Re: [EXTERNAL] Re: Allow declaration after statement and reformat code to use it - Mailing list pgsql-hackers

From Ranier Vilela
Subject Re: [EXTERNAL] Re: Allow declaration after statement and reformat code to use it
Date
Msg-id CAEudQApJn4h9iw9sL6WaO597k+Q73_0Yyxa1dBbrnyFuqnW6Jg@mail.gmail.com
Whole thread Raw
In response to Re: [EXTERNAL] Re: Allow declaration after statement and reformat code to use it  (Jelte Fennema <Jelte.Fennema@microsoft.com>)
Responses Re: [EXTERNAL] Re: Allow declaration after statement and reformat code to use it
List pgsql-hackers
Em sex., 20 de ago. de 2021 às 12:29, Jelte Fennema <Jelte.Fennema@microsoft.com> escreveu:
However, even if such an idea were to get the green light, I think I would
take the obligatory regex jokes seriously, and instead use something like
srcML [0] and do the analysis and modification on proper parse trees.
@Chapman I think that's a reasonable ask. This is the first time I heard of srcML. It indeed looks like it would be a much better tool than a regex to do this refactor. The refactor logic would still be roughly the same though because the regex essentially extracts and modifies a parse tree too. Just one that only has the bare minimum requirements for this specific refactor. I would like to state, that we've used this regex to refactor both Citus and pg_auto_failover, and no bugs turned up because of it so far. This is probably, because a regex is such a horrible way of writing a parser in the first place. So, any bugs in the regex will very likely create code that does not compile at all, instead of code that can be compiled but has some obscure bug .
I think effectively it would need to be run on all supported versions,
which means the risk of introducing errors would have to be very low.
@Bruce @Tom @Chapman I agree that doing this refactor only on the current master branch would cause way more pain due to backpatching, than the amount of happiness it provides by having easier to reason about code. I like the idea of avoiding this backpatching problem by running it . Luckily, running the automatic refactor on all branches should be pretty easy. However, it seems like PG11 and below only require a C89 compatible compiler. Am I correct in assuming increasing that requirement to C99 is not really an option? If so, I think it might be best if I revive this thread in ~27 months when PG11 is not supported anymore.
The rule against declaration-after-statement was kept
after significant discussion, which you can find in the archives if you
look. 
@Tom I guess my search skills in the archives are not very good, because I cannot find any big discussion on about declaration-after-statement. The only discussion I can find is this: https://www.postgresql.org/message-id/877efaol77.fsf@news-spur.riddles.org.uk If you're able to find that thread, could you share it?
C needs readability, not fewer lines.
Aside from horrible code, it doesn't improve 0.1% on anything.
@Ranier I tried to explain in my initial email that it not only reduces lines, but more importantly improves readability quite a bit IMHO:
2. Declarations are closer to the actual usage. This is advised by the "Code Complete" book [2] and has the following advantages:
   a. This limits variable scope to what is necessary. Which in turn makes the mental model you have to keep of a function when reading the code simpler.
   b. In most cases it allows you to see the the type of a variable without needing to go to the top of the function.
3. You can do input checking and assertions at the top of the function, instead of having to put declarations in front of it. This makes it clear which invariants hold for the function.  (as seen in the example above and the changes for pg_file_rename[3])
If you disagree with those statements, could you explain why?
2. Declarations are closer to the actual usage. 
a. This limits variable scope to what is necessary
I don't see this as an advantage, even for someone learning C today, which is not the case for 99% of hackers here.
With all declarations first, im my mental model, I can see all variables together and
and all your relationships and dependencies.
Spreading out the declarations, I would have to read and reread the code to
understand the interdependencies of all the variables and their types.

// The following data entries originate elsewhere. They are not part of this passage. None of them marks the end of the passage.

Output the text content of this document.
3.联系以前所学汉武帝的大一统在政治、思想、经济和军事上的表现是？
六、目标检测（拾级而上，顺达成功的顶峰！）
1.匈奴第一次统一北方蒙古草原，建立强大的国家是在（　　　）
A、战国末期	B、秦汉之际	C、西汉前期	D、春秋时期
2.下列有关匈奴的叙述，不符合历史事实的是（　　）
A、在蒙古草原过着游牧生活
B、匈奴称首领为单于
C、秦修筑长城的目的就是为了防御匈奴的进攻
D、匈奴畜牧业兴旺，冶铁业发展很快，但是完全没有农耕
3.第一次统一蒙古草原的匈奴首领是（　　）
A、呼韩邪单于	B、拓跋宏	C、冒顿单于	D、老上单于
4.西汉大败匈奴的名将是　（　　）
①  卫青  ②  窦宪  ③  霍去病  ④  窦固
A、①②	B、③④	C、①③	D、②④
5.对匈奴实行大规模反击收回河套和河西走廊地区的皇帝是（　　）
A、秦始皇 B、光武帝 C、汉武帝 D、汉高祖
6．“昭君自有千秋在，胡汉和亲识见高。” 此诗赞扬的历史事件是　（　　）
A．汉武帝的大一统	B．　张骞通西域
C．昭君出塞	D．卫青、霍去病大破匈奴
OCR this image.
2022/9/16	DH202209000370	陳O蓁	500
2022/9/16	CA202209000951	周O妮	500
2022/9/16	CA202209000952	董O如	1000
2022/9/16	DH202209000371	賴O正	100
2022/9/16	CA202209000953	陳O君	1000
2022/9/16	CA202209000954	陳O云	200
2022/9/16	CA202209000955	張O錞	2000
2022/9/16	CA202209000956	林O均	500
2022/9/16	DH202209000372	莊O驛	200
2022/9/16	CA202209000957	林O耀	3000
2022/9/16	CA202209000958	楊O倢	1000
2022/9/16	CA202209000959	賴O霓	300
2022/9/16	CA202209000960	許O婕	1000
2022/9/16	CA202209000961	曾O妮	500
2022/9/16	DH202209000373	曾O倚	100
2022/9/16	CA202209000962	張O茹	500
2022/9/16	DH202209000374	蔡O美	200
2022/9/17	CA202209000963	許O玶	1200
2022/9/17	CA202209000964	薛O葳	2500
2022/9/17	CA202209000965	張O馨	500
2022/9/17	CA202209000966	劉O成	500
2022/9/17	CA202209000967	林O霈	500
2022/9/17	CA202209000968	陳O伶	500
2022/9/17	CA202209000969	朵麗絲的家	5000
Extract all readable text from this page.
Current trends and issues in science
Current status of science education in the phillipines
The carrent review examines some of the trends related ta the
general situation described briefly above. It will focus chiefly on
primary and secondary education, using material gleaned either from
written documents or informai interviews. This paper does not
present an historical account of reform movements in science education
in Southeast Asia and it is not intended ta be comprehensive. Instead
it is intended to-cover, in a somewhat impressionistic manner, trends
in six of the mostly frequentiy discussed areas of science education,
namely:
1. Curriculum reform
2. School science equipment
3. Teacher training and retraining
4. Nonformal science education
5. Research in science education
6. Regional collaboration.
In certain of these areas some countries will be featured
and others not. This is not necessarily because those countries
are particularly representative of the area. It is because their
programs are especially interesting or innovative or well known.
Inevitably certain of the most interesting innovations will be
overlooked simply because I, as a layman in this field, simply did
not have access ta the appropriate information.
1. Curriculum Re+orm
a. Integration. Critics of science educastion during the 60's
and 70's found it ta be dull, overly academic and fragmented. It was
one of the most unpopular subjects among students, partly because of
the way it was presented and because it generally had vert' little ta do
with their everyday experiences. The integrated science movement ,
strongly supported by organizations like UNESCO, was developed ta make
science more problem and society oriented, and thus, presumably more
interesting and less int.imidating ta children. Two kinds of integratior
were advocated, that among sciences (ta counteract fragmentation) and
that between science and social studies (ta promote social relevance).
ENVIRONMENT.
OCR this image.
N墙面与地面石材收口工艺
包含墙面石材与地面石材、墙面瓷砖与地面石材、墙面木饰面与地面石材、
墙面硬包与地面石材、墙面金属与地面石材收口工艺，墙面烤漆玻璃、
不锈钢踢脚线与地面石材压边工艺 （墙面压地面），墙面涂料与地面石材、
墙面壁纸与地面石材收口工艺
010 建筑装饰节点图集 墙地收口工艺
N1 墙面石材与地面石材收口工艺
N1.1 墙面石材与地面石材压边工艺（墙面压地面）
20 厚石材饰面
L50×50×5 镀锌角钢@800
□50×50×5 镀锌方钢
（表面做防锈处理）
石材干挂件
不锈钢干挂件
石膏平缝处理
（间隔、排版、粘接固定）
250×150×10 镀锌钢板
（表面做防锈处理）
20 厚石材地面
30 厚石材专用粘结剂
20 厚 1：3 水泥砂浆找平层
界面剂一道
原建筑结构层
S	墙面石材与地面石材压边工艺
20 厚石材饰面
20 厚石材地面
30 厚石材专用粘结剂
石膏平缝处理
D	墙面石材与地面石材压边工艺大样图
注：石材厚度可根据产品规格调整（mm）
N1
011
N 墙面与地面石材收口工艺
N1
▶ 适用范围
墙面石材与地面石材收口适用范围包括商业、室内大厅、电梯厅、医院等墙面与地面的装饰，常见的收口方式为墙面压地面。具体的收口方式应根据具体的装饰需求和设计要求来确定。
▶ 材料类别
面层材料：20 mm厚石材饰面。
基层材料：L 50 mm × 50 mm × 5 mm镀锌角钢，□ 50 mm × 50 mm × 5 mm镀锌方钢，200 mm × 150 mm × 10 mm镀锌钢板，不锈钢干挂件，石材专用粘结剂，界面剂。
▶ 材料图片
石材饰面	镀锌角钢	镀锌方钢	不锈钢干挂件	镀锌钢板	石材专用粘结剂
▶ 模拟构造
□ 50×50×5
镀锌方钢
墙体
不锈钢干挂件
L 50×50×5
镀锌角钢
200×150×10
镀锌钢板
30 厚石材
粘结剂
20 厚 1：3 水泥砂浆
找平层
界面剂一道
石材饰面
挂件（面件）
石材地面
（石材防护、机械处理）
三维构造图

b. In most cases it allows you to see the the type of a variable without needing to go to the top of the function.
For one variable, perhaps, but I can see all of them and because of one variable I have the opportunity to find some fault in the other variables.
I agree that the Postgres code does not help much, because there is no clear organization.
As I do in my codes, where I organize the variables by type and use, aligned, which greatly facilitates the complete view.
What in my opinion would be the ideal path for Postgres, but it involves changing the habits of people who code for years.
What are you proposing to do now, with a high chance of increasing bugs.

3. You can do input checking and assertions at the top of the function, instead of having to put declarations in front of it. This makes it clear which invariants hold for the function.
And you can easily forget to validate some variable you're not seeing is several lines down.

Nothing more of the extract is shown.